We reframed the user stories to reflect this:
“I want to be alerted when statutory guidance changes so I don’t have to keep checking the DfE website.”
“I want a personalised list of what policies I must have, with updates highlighted.”
We workshopped new ideas and landed on a revised solution focused on:
A personalised statutory policy list
A “recent updates” feed surfaced clearly and prominently
Curated non-statutory policy recommendations from The Key
Early iteration of the new feature
Phase 3: Prototype testing & iteration
We tested the new prototype with 3 users from our original group.

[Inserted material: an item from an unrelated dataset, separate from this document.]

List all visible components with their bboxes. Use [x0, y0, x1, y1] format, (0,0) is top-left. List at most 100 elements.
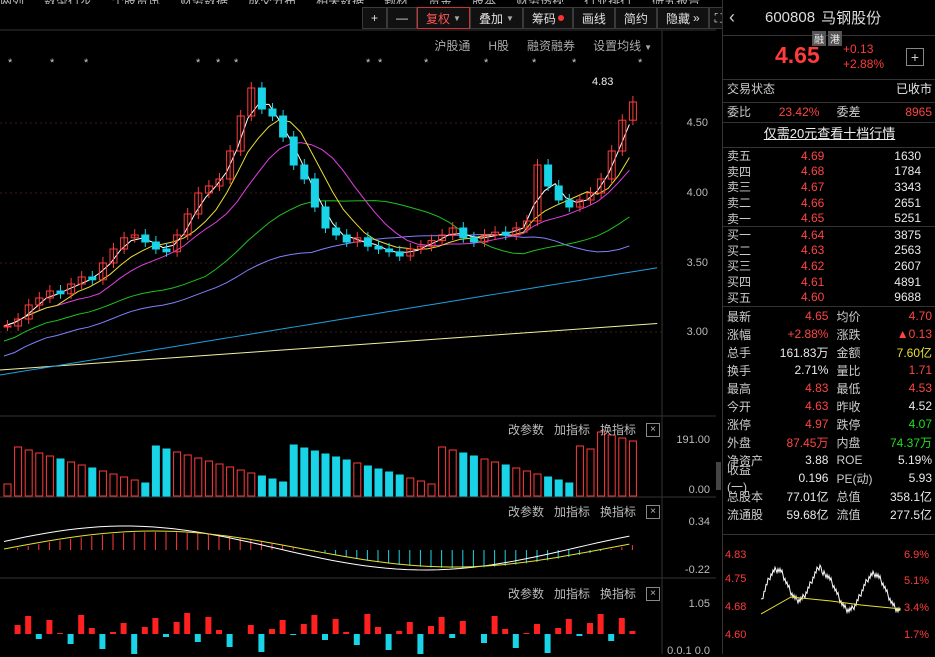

Key changes based on feedback:
Improved visual links between updates and their associated policies by adding consistent labels
Changed the term “Filter by problem area” to “Filter by focus area” to better reflect user mindset
Despite time constraints, we successfully shipped the new experience by the January deadline.
The Impact
The new feature provided school leaders with a simple, centralised way to stay compliant, and demonstrated The Key’s value as more than just a content library. It:
Reduced cognitive load for users managing policy cycles
Provided marketing with a concrete new feature to drive acquisition
Showcased how user-centred design can deliver strategic business outcomes quickly
The learnings
Validate early. If we hadn’t tested concepts, we might have launched something users didn’t need.
Real value often lies beneath surface problems. What looked like a scheduling issue was really about staying informed and feeling in control.